In the above embodiment, the value obtained by removing the tail portion in each light emission intensity is used. However, if importance is placed on simplicity rather than strictness, the mixture concentration is estimated without removing the tail portion. May be. In this case, there is no need to completely determine the shape of the spectrum using a spectroscope, and the OH band and CN
The spectral intensity may be obtained by a photoelectric element using a band-pass filter having a center wavelength of the band and a typical wavelength of the NO ₂ band. That is, only the representative spectrum intensity needs to be obtained. The typical spectral intensity of NO ₂ band is used for data normalization.

[0022]

As described above in detail, the present invention analyzes the spectrum of ignition light emission, so that it is a much simpler measurement method than the conventional technique of spectrum analysis of flame light emission. Particularly, in order to measure ignition light emission, it is necessary to provide a window in the engine, but there is an advantage that the degree of modification is extremely small. Further, since the fluorescence of the fluorescent agent is not measured, it is possible to accurately estimate the mixture concentration even when there is a temperature distribution in the cylinder.

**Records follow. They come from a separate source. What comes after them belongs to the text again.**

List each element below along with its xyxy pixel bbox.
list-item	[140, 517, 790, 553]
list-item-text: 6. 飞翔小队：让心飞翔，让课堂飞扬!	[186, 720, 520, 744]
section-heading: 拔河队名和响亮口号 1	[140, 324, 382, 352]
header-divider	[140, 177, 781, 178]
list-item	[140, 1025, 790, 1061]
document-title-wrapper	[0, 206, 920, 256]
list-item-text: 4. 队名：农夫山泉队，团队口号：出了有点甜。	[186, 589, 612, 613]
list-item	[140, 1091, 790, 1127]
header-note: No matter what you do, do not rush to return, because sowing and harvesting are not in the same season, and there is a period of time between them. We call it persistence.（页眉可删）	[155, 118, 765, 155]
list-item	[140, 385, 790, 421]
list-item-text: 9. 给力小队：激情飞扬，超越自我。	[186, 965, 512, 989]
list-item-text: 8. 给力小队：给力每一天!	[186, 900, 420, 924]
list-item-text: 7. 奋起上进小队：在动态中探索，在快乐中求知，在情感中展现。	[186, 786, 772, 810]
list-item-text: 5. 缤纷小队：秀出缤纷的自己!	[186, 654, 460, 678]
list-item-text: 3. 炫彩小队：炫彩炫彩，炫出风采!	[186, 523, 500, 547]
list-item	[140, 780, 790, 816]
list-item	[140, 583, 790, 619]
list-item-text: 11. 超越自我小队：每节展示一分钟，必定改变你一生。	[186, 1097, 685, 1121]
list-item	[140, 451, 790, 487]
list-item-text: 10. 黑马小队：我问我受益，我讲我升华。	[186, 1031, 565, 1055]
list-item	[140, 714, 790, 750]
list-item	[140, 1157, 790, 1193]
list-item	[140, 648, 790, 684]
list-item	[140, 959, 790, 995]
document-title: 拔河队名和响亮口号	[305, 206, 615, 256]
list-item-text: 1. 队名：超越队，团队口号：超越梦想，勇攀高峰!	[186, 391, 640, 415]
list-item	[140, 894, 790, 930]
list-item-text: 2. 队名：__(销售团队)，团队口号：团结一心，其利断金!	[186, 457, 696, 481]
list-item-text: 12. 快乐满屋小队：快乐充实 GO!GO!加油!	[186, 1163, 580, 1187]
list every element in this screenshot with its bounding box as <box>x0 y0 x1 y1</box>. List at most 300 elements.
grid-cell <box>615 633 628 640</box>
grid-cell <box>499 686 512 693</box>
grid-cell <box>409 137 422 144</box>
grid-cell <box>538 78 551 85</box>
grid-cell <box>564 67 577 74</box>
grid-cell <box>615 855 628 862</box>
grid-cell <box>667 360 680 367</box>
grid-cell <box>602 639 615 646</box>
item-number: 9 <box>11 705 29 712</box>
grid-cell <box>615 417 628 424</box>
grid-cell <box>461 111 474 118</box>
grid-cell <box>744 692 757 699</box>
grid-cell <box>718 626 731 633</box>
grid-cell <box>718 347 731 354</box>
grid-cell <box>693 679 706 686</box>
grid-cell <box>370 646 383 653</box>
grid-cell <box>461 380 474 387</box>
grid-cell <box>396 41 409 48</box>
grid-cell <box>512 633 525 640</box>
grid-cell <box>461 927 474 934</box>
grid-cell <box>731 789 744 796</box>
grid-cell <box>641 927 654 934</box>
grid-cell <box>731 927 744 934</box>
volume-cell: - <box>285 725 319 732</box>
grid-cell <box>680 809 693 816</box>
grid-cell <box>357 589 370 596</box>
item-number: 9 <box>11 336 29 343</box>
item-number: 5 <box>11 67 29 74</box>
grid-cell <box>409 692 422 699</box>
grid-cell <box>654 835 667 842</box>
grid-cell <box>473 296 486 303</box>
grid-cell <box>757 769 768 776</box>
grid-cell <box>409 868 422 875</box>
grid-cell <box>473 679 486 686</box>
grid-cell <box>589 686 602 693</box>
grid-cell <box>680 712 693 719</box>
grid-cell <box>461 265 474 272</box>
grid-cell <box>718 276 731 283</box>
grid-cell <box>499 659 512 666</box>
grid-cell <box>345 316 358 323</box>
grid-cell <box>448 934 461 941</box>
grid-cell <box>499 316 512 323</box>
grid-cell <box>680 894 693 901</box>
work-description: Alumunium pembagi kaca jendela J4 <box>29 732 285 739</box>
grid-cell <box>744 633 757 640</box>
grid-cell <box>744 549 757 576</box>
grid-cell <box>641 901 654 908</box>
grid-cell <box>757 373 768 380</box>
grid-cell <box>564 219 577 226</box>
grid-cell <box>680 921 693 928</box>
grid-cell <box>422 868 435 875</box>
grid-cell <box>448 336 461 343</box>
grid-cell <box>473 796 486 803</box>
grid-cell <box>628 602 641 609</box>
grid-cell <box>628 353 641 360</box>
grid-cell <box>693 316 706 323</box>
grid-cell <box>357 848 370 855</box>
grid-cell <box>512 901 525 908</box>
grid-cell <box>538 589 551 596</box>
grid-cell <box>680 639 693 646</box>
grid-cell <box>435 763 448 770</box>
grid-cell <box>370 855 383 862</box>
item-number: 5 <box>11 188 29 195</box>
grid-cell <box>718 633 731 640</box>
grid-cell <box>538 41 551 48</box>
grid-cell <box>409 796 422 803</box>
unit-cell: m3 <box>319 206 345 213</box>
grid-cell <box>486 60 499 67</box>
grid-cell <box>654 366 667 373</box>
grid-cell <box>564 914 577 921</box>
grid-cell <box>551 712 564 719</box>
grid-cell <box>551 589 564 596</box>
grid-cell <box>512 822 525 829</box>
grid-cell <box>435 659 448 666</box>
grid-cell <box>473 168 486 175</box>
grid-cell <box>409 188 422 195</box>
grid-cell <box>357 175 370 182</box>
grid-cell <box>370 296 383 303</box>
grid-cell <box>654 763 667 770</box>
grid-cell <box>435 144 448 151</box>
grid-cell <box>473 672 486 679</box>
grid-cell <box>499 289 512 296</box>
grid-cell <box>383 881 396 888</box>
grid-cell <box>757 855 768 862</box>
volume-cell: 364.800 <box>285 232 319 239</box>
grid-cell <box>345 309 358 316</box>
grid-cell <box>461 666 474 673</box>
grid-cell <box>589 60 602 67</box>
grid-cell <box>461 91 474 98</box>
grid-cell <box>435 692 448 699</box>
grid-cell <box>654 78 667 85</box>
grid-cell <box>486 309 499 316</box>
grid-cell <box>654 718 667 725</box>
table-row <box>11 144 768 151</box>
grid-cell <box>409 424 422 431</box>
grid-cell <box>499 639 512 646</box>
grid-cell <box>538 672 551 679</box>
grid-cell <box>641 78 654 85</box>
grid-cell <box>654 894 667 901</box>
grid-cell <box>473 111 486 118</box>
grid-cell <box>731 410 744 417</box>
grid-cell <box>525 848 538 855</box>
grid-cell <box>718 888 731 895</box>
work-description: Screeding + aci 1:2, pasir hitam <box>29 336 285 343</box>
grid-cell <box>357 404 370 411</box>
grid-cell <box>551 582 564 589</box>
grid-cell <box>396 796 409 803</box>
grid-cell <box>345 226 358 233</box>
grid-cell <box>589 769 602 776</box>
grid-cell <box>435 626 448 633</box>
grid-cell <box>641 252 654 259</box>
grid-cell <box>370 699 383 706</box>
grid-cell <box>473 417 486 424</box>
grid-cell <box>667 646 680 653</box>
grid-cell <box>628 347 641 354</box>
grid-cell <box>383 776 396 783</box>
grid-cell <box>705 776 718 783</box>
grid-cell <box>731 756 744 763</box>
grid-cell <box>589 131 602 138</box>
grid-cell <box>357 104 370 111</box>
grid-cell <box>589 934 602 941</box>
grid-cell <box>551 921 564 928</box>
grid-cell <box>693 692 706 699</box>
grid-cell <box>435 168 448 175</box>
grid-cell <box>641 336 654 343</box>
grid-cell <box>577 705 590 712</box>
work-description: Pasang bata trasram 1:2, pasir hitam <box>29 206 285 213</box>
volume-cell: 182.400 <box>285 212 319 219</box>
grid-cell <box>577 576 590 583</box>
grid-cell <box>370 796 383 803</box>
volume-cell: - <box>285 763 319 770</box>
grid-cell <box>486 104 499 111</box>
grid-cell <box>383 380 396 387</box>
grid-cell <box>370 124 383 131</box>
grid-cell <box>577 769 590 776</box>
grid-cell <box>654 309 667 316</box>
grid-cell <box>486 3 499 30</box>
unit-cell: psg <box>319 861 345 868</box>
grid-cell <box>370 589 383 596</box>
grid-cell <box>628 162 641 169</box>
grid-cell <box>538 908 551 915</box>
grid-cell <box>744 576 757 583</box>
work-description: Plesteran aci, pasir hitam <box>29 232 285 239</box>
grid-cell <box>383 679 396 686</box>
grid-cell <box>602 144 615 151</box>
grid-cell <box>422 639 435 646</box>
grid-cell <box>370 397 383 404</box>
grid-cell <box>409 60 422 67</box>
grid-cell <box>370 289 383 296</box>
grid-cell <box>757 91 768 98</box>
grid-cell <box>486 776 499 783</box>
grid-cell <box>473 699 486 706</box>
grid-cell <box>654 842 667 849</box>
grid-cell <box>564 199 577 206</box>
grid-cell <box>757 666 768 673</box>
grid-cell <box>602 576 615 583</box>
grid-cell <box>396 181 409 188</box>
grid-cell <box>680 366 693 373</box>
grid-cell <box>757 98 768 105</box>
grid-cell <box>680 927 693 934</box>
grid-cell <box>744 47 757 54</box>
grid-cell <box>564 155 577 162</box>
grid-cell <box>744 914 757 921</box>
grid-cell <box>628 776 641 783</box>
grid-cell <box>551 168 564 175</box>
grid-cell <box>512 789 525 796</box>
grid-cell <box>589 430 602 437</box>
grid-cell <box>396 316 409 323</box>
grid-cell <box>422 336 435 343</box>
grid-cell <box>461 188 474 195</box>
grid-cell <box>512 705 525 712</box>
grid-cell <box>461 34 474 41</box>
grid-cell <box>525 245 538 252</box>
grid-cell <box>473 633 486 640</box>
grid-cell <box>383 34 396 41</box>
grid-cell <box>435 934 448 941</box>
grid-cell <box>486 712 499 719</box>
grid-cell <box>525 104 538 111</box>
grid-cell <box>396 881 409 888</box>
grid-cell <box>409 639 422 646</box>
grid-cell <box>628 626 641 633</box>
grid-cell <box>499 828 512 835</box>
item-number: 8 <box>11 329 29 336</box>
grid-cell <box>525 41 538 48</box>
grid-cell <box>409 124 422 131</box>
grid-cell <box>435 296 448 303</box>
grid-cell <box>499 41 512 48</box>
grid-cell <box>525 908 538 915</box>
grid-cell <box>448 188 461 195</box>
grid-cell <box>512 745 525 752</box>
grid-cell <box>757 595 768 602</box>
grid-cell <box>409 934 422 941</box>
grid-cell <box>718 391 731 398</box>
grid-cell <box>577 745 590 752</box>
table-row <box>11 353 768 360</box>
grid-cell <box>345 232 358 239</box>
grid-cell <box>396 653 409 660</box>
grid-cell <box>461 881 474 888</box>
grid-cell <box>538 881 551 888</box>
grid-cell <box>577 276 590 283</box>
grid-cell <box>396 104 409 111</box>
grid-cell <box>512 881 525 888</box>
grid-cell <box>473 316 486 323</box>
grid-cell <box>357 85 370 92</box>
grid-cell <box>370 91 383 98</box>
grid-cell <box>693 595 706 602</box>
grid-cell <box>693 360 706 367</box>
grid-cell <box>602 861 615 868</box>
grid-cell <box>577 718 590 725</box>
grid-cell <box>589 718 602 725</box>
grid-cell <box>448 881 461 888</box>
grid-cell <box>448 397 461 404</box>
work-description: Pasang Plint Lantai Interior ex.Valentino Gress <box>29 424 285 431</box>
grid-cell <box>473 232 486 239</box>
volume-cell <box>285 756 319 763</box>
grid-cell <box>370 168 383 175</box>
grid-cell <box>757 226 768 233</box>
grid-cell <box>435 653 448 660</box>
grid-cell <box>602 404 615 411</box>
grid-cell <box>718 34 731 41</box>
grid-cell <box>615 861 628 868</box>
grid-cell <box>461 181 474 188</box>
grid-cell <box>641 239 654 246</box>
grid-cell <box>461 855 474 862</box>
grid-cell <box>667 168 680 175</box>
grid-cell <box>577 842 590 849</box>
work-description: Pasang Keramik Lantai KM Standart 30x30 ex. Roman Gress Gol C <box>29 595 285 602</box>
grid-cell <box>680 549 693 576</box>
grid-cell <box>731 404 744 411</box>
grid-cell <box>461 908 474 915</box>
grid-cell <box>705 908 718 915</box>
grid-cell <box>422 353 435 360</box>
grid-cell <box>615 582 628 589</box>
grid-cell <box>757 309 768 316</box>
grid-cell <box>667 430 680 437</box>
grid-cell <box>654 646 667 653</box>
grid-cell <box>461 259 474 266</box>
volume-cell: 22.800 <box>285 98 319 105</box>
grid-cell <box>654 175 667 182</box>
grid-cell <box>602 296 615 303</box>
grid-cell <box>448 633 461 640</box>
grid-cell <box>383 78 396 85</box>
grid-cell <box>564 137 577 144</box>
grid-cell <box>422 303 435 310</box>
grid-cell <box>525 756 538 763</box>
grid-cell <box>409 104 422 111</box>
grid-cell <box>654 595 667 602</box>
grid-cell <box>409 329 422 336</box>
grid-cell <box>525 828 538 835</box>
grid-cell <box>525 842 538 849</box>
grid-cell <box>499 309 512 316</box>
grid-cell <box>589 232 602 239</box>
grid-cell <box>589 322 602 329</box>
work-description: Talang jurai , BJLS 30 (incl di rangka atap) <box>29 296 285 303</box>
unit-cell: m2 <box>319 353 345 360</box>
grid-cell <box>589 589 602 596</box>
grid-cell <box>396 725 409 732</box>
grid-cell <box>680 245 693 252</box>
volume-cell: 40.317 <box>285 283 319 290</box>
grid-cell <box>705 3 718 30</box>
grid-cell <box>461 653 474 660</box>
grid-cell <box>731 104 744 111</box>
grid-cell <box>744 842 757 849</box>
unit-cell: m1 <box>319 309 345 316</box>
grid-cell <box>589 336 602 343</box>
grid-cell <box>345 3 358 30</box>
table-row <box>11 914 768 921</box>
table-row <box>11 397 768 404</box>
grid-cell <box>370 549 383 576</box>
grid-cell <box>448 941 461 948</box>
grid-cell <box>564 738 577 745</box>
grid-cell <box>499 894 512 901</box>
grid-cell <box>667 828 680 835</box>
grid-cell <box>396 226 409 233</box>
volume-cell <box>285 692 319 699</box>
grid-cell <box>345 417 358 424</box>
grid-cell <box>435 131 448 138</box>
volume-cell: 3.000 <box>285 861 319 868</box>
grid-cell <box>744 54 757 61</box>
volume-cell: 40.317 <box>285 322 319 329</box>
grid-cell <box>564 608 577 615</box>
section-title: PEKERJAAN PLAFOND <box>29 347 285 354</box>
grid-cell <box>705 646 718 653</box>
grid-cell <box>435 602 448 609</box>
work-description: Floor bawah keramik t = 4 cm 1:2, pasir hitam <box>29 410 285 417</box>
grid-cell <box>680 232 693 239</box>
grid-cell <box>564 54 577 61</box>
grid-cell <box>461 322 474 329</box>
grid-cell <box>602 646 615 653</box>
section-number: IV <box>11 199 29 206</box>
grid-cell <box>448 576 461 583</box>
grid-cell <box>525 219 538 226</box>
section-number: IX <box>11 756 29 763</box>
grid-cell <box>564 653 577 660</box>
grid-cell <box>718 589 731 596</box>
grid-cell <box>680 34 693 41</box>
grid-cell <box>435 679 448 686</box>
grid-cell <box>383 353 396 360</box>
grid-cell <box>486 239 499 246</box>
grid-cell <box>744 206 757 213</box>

Also, OH band and C
By analyzing the spectrum of N band and estimating the mixture concentration from the relationship between the emission intensity ratio and the mixture concentration with the tail removed, the effects of fluctuations due to sparks and dependence on the sensitivity of the spectrometer are eliminated. As a result, highly accurate measurement becomes possible.

[Brief description of the drawings]

FIG. 1A is a graph showing the relationship between the mixture concentration of an engine and CN intensity / OH intensity, and FIG. 1B is a graph showing a typical spark light spectrum.

FIG. 2 is a block diagram showing an apparatus according to a local gas mixture concentration measuring method according to one embodiment of the present invention.

[Explanation of symbols]

 Reference Signs List 100 spark plug 200 diffraction grating 300 spectral detector 400 amplifier 500 memory 600 arithmetic unit

Claims (2)

[Claims] 1. A local air-fuel mixture concentration measuring method characterized by estimating the concentration of an air-fuel mixture present around an ignition plug at an ignition timing by performing spectrum analysis of ignition light emission. 2. The local mixed gas concentration measuring method according to claim 1, wherein the spectrum analysis is performed on OH band and CN band.